A new assessment released by US intelligence concludes that Iran is boosting its nuclear capabilities but is not pursuing the development of nuclear weapons. According to the Office of the Director of National Intelligence’s assessment, Iran has “undertaken research and development activities that would bring it closer to producing the fissile material needed” to produce a nuclear weapon. However, despite accelerating its nuclear programme since 2020, it is still not yet capable of producing a weapon. “Iran is not currently undertaking the key nuclear weapons-development activities that would be necessary to produce a testable nuclear device,” the assessment notes.

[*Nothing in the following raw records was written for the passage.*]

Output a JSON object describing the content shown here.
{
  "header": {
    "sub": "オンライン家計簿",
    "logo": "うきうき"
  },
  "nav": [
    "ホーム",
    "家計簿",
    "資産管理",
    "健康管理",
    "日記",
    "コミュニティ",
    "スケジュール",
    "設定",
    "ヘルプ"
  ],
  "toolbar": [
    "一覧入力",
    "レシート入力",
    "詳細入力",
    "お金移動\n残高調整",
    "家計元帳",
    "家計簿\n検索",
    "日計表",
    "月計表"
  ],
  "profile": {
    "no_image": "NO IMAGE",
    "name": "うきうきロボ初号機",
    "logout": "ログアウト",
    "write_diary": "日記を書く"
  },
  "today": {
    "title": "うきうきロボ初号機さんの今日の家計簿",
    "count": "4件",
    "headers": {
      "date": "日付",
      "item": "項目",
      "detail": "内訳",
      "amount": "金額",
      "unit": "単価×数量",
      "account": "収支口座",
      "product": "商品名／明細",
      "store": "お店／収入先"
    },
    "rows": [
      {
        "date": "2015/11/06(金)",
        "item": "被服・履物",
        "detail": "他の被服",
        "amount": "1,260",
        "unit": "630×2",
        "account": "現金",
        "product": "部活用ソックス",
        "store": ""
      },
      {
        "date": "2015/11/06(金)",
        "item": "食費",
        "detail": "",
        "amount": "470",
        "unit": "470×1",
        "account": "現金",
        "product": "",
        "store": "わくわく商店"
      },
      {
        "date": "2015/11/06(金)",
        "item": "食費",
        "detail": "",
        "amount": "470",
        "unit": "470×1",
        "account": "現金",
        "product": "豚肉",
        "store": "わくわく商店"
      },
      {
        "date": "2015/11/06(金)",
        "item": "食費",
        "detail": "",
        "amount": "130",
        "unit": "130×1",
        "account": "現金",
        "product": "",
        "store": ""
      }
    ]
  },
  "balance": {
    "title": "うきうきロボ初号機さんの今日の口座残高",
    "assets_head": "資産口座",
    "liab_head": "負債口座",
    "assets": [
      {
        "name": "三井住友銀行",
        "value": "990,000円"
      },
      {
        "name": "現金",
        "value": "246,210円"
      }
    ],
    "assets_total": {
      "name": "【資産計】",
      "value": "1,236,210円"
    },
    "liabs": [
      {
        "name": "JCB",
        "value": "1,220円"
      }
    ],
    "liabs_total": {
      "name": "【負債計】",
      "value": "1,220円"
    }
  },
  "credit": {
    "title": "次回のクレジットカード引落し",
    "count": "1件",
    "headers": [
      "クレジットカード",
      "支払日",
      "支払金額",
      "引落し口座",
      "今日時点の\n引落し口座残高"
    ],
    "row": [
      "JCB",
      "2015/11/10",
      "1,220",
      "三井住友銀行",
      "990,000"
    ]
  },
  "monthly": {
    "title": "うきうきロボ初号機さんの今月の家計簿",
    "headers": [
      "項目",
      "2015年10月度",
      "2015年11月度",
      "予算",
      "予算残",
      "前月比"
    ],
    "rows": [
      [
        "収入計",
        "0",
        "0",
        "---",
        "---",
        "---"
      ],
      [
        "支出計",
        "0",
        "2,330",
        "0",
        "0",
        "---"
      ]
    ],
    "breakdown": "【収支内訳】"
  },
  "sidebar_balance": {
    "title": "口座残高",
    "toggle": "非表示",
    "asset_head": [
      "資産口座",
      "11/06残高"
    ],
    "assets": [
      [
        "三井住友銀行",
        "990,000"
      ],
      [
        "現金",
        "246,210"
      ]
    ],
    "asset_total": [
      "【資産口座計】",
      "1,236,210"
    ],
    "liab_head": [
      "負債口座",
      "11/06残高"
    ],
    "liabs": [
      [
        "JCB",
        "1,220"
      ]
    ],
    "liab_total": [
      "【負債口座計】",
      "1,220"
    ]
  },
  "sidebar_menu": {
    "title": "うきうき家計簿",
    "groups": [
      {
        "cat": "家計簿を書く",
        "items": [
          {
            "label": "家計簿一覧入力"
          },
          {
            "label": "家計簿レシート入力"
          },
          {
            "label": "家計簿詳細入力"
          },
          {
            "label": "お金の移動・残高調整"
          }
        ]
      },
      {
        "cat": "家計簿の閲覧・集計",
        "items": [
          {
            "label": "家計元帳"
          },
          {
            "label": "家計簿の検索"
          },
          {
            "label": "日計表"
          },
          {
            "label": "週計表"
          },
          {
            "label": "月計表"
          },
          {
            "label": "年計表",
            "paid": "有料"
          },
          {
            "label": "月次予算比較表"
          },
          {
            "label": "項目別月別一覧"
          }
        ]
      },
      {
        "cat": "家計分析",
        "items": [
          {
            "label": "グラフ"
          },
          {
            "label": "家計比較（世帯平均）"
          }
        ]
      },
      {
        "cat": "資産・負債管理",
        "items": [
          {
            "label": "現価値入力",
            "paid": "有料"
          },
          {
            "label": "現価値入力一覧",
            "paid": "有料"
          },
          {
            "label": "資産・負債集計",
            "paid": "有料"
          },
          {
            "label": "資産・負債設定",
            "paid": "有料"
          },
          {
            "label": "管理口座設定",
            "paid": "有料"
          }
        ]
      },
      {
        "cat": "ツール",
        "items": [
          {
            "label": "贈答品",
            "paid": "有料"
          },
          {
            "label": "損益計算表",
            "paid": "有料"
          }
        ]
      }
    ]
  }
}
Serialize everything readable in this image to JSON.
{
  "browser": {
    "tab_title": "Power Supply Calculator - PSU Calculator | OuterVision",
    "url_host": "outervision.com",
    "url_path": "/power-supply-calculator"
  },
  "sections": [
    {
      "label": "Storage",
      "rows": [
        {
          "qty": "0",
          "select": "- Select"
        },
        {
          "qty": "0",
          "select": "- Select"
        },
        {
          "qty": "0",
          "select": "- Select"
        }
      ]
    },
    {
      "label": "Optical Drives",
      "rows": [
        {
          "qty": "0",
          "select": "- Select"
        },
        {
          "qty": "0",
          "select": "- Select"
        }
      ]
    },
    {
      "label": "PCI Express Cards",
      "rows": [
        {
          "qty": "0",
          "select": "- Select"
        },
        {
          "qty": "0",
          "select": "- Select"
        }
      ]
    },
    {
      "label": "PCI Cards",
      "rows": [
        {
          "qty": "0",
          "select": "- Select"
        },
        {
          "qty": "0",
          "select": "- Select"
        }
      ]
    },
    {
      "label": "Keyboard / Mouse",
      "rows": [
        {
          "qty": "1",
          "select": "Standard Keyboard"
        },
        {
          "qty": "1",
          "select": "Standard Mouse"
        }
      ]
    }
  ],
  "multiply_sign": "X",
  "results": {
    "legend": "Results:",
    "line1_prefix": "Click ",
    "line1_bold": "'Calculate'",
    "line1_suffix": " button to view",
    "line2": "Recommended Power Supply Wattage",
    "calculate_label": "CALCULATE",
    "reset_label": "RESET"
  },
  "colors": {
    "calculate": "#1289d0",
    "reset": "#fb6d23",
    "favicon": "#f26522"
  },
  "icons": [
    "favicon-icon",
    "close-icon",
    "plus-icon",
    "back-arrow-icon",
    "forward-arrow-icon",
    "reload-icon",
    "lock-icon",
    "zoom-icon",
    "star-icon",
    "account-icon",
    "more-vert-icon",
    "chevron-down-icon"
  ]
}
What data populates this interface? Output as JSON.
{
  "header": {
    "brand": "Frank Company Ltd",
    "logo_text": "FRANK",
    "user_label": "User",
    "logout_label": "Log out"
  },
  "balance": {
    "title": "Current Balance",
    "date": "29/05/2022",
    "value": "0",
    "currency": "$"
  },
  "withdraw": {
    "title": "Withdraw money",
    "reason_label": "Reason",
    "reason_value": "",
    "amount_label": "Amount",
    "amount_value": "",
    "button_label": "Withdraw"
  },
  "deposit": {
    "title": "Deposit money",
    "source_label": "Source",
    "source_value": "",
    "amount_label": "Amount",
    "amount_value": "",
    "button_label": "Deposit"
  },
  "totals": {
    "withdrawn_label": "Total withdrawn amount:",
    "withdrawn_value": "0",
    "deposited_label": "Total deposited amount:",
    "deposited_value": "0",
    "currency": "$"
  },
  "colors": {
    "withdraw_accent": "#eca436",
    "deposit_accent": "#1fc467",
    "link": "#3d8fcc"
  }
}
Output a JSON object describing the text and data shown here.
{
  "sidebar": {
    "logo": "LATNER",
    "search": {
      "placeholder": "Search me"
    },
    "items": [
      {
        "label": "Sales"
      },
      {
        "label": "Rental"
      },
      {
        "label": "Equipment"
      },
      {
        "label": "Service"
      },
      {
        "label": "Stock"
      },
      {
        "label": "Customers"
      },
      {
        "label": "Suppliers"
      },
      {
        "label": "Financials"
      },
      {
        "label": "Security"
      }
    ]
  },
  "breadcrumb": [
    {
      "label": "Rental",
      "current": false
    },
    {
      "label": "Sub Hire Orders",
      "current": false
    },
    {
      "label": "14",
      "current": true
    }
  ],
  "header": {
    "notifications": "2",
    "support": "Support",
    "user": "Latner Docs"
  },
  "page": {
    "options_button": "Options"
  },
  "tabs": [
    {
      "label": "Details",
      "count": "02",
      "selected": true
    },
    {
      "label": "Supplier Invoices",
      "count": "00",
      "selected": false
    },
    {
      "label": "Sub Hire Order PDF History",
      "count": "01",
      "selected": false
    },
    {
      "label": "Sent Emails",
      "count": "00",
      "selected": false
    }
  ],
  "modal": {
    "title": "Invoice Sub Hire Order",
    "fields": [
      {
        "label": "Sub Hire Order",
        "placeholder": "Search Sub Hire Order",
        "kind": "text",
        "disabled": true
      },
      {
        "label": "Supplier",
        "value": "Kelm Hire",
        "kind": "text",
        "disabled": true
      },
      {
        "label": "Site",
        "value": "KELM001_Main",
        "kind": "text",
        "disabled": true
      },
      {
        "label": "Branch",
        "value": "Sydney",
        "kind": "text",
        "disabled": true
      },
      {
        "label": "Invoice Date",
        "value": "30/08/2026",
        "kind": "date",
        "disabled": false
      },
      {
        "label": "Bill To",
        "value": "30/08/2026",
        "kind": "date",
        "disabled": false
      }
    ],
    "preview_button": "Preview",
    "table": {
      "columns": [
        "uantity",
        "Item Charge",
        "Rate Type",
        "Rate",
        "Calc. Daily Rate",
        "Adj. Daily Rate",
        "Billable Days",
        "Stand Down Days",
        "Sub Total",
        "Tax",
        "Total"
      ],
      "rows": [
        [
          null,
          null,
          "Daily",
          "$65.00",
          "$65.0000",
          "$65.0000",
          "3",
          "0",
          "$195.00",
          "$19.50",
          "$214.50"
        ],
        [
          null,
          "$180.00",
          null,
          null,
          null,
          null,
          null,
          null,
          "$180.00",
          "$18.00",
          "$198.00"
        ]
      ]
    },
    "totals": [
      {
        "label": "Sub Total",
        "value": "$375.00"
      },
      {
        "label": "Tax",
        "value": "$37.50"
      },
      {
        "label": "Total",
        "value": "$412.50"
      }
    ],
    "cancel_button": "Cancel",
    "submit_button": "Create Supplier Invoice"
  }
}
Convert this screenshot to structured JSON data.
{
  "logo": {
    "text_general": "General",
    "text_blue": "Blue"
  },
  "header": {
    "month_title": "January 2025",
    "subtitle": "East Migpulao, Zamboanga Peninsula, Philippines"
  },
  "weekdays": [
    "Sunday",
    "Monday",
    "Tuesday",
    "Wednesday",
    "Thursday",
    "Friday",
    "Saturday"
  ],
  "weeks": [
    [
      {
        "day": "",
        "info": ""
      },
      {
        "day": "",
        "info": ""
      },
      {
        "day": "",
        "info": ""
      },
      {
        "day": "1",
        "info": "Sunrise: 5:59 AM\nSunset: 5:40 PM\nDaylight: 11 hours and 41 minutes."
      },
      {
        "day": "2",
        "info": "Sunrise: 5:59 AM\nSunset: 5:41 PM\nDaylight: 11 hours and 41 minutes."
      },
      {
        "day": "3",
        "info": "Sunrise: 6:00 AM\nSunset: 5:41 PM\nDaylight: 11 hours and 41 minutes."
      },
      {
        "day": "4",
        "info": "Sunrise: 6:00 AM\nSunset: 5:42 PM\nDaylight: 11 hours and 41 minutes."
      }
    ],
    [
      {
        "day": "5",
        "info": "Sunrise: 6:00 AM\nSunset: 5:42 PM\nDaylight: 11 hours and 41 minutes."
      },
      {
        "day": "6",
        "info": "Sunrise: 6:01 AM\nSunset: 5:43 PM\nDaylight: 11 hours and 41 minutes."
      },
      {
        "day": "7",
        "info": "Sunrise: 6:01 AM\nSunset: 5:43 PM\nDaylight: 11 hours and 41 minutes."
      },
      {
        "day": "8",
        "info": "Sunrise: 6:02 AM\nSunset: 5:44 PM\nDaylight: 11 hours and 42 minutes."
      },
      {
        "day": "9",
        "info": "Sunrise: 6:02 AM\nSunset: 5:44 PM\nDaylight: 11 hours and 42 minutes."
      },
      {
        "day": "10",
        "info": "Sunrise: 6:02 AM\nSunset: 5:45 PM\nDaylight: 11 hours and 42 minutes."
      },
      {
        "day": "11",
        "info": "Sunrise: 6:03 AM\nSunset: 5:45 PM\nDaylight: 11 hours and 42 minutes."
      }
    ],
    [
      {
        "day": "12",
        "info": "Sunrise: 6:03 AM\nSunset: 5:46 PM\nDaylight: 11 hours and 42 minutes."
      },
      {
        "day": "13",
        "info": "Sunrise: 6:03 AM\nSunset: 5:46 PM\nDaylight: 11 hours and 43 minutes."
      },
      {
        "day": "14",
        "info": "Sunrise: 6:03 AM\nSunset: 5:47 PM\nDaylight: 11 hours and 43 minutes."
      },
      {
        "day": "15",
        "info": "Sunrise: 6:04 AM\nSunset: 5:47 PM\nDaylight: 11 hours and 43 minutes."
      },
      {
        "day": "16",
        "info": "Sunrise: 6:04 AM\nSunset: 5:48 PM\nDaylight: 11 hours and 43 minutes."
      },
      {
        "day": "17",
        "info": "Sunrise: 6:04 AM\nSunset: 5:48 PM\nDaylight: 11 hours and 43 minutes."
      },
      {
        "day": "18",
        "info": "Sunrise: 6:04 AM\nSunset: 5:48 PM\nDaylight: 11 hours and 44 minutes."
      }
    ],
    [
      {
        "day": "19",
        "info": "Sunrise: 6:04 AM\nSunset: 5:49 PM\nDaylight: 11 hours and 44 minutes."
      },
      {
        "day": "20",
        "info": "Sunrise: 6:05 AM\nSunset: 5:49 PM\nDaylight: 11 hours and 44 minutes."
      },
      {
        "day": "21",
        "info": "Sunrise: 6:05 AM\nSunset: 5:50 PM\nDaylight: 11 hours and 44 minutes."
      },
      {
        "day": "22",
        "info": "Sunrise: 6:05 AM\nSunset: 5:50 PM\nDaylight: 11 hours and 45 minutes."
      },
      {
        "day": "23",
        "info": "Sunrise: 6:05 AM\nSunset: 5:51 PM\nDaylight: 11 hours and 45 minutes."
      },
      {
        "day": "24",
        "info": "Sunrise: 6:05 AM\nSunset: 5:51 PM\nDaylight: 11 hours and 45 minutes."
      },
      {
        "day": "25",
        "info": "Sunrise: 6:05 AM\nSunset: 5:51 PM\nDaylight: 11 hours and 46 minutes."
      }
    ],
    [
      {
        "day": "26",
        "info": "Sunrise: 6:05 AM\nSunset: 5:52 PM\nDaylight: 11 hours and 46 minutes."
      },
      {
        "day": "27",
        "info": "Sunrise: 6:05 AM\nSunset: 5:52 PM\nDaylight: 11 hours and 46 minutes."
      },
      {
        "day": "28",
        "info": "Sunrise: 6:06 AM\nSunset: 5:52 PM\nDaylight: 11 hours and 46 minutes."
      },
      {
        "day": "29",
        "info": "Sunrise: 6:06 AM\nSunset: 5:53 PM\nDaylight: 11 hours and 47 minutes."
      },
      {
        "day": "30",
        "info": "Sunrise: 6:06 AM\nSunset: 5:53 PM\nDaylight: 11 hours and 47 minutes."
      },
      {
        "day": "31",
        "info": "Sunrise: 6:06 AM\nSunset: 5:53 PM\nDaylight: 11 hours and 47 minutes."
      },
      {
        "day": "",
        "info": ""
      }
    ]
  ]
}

Under the 2015 Joint Comprehensive Plan of Action (JCPOA) between Iran the P5+1 group of countries (the USA, UK, France, Russia, and China plus Germany), Iran agreed to limit its nuclear development in return for the lifting of sanctions. However, after former US President Donald Trump withdrew from the deal and reimposed sanctions in 2018, Iran began to gradually roll back on the restrictions imposed by the JCPOA, including oversight by the IAEA after the European parties to the agreement failed to put any measures in place to mitigate those sanctions. This resulted in a rapid development of its nuclear programme.

The US report added that Iran continues to exceed the limits set by the JCPOA, saying Iran has described its acceleration of its nuclear programme as a “reversible response to the U.S. withdrawal from the agreement.” The report said Iran undertook to revert back to the limits set by the deal if the US “provided sanctions relief and fulfilled its JCPOA commitments, and if the International Atomic Energy Agency (IAEA) closed its safeguards investigations related to three undeclared nuclear sites.”

“Iran continues to increase the size and enrichment level of its uranium stockpile beyond JCPOA limits,” the assessment states. “Iran continues to exceed JCPOA restrictions on advanced centrifuge research and development, and continues uranium enrichment operations at the deeply buried Fordow facility, which was prohibited under the JCPOA.”

However, Tehran has consistently maintained that its nuclear programme is entirely for peaceful reasons and that Iran has no plans to develop nuclear weapons. The Supreme Leader, Ayatollah Seyed Ali Khamenei, earlier issued a fatwa expressing that the purchase, development, and use of nuclear weapons contradicts Islamic precepts and are thus prohibited.

Earlier this year, Foreign Ministry spokesperson Nasser Kan'ani and other officials stressed that Iran would carry on with its peaceful nuclear energy programme and "constructive" cooperation with the IAEA, regardless of any political pressures.